Picking up where we left off last week, major industry has for years been pushing the Liberal government to do something about its municipal tax rates, as in legislate a cap on what they have to pay.
For example, one suggestion was that industry should only pick up half a community’s tax tab.
Much as ex-premier Gordon Campbell was always willing to help his friends, even he drew the line at such an obvious switch of tax burden from industry to homeowners.
One can only assume that he recognised it would be suicidal in terms of getting re-elected.
But his successor Christy Clark appears willing to open that can of worms with the creation of the position of municipal auditor general (MAG).
At least so it appears given Community, Sports and Cultural Development minister Ida Chong’s suggestion the MAG could look at tax rates.
So let’s assume the MAG’s terms of reference include looking at the “fairness” of municipal tax rates between the various classes.
And looks at Kitimat’s performance in setting this year’s budget.
There was an option that would have seen every taxation class pay 2.5 per cent more.
It was rejected.
Instead every class except major industry got an 11 per cent cut and major industry went up more than eight per cent.

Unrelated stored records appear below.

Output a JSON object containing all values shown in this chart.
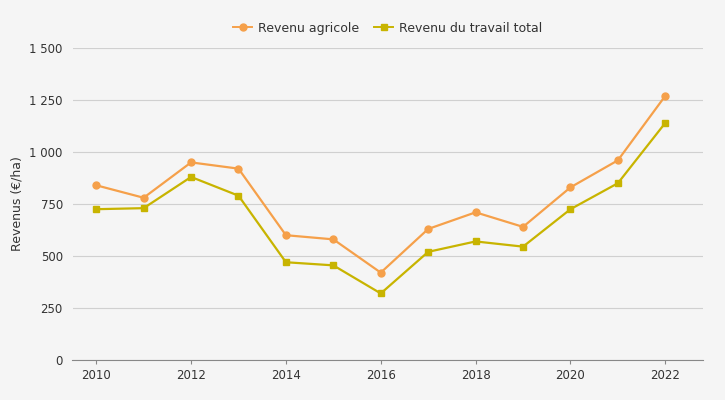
{
  "years": [
    2010,
    2011,
    2012,
    2013,
    2014,
    2015,
    2016,
    2017,
    2018,
    2019,
    2020,
    2021,
    2022
  ],
  "revenu_agricole": [
    840,
    780,
    950,
    920,
    600,
    580,
    420,
    630,
    710,
    640,
    830,
    960,
    1270
  ],
  "revenu_travail": [
    725,
    730,
    880,
    790,
    470,
    455,
    320,
    520,
    570,
    545,
    725,
    850,
    1140
  ],
  "color_agricole": "#F5A04A",
  "color_travail": "#C8B400",
  "label_agricole": "Revenu agricole",
  "label_travail": "Revenu du travail total",
  "ylabel": "Revenus (€/ha)",
  "ylim": [
    0,
    1500
  ],
  "yticks": [
    0,
    250,
    500,
    750,
    1000,
    1250,
    1500
  ],
  "ytick_labels": [
    "0",
    "250",
    "500",
    "750",
    "1 000",
    "1 250",
    "1 500"
  ],
  "xticks": [
    2010,
    2012,
    2014,
    2016,
    2018,
    2020,
    2022
  ],
  "marker_agricole": "o",
  "marker_travail": "s",
  "linewidth": 1.6,
  "markersize": 5,
  "background_color": "#f5f5f5",
  "plot_bg_color": "#f5f5f5",
  "grid_color": "#d0d0d0",
  "tick_color": "#333333",
  "label_fontsize": 9,
  "tick_fontsize": 8.5
}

Would the MAG consider that fair?
Even if he did, I doubt that the province would step in to reverse that decision.
But what if the province decided that it was a perfect example justifying the imposition of a cap?

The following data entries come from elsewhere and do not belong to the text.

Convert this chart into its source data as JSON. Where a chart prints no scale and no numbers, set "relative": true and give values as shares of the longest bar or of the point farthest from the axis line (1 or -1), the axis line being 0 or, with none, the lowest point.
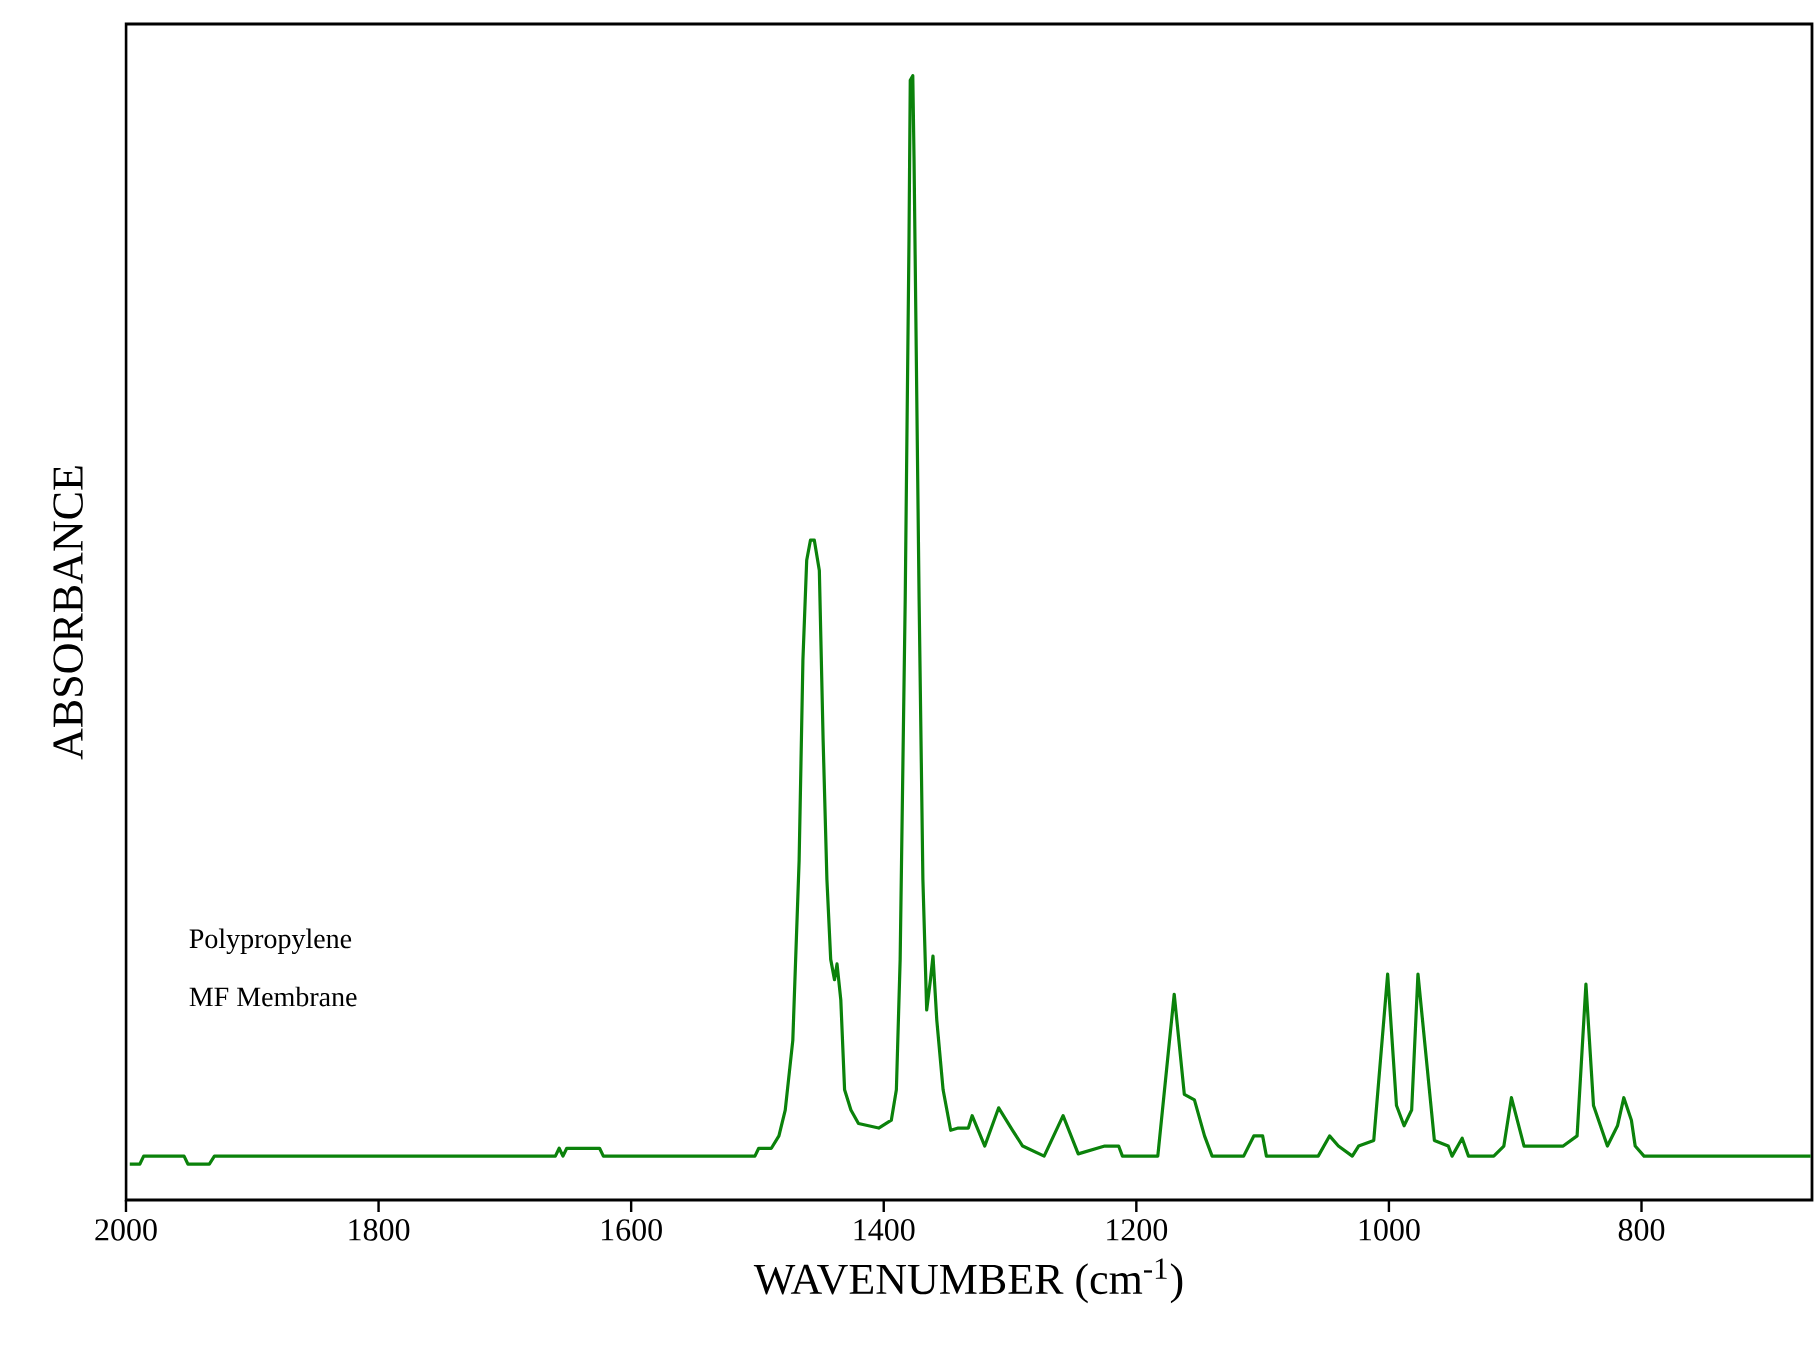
{
  "chart_data": {
    "type": "line",
    "relative": true,
    "xlabel": "WAVENUMBER (cm$^{-1}$)",
    "ylabel": "ABSORBANCE",
    "xlim": [
      2000,
      665
    ],
    "xticks": [
      2000,
      1800,
      1600,
      1400,
      1200,
      1000,
      800
    ],
    "annotations": [
      "Polypropylene",
      "MF Membrane"
    ],
    "grid": false,
    "marker": "none",
    "line_style": "solid",
    "series": [
      {
        "color": "#0b820b",
        "x": [
          1997,
          1989,
          1986,
          1954,
          1951,
          1934,
          1930,
          1660,
          1657,
          1654,
          1651,
          1625,
          1622,
          1502,
          1499,
          1489,
          1483,
          1478,
          1472,
          1467,
          1464,
          1461,
          1458,
          1455,
          1451,
          1448,
          1445,
          1442,
          1439,
          1437,
          1434,
          1431,
          1426,
          1420,
          1404,
          1394,
          1390,
          1387,
          1383,
          1380,
          1379,
          1377,
          1376,
          1372,
          1369,
          1366,
          1363,
          1361,
          1358,
          1353,
          1347,
          1341,
          1333,
          1330,
          1320,
          1309,
          1298,
          1290,
          1273,
          1258,
          1246,
          1225,
          1214,
          1211,
          1183,
          1170,
          1162,
          1154,
          1146,
          1140,
          1115,
          1107,
          1100,
          1097,
          1056,
          1047,
          1040,
          1029,
          1024,
          1012,
          1001,
          994,
          988,
          982,
          977,
          964,
          953,
          950,
          942,
          937,
          917,
          909,
          903,
          893,
          862,
          851,
          844,
          838,
          827,
          819,
          814,
          808,
          805,
          798,
          666
        ],
        "values": [
          0.032,
          0.032,
          0.039,
          0.039,
          0.032,
          0.032,
          0.039,
          0.039,
          0.046,
          0.039,
          0.046,
          0.046,
          0.039,
          0.039,
          0.046,
          0.046,
          0.057,
          0.08,
          0.142,
          0.302,
          0.48,
          0.569,
          0.587,
          0.587,
          0.56,
          0.409,
          0.285,
          0.214,
          0.196,
          0.21,
          0.178,
          0.098,
          0.08,
          0.068,
          0.064,
          0.071,
          0.098,
          0.214,
          0.534,
          0.854,
          0.996,
          1,
          0.925,
          0.534,
          0.285,
          0.169,
          0.196,
          0.217,
          0.16,
          0.098,
          0.062,
          0.064,
          0.064,
          0.075,
          0.048,
          0.082,
          0.062,
          0.048,
          0.039,
          0.075,
          0.041,
          0.048,
          0.048,
          0.039,
          0.039,
          0.183,
          0.094,
          0.089,
          0.057,
          0.039,
          0.039,
          0.057,
          0.057,
          0.039,
          0.039,
          0.057,
          0.048,
          0.039,
          0.048,
          0.053,
          0.201,
          0.084,
          0.066,
          0.08,
          0.201,
          0.053,
          0.048,
          0.039,
          0.055,
          0.039,
          0.039,
          0.048,
          0.091,
          0.048,
          0.048,
          0.057,
          0.192,
          0.084,
          0.048,
          0.066,
          0.091,
          0.071,
          0.048,
          0.039,
          0.039
        ]
      }
    ]
  }
}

And let’s say it decided that 50 per cent was the right number.
In the case of Kitimat that would mean shifting $5 million from major industry – it currently pays 75 per cent – on to the other classes.
And that would mean the tax bill for those other classes would have to be just over doubled to give the city the same amount of revenue, not a pretty scenario.
All that said, I would be astonished if it happened.
It would mean that the Liberals had learned nothing from the HST fiasco.
Then again, I never thought a disgraced premier would get the Order of British Columbia.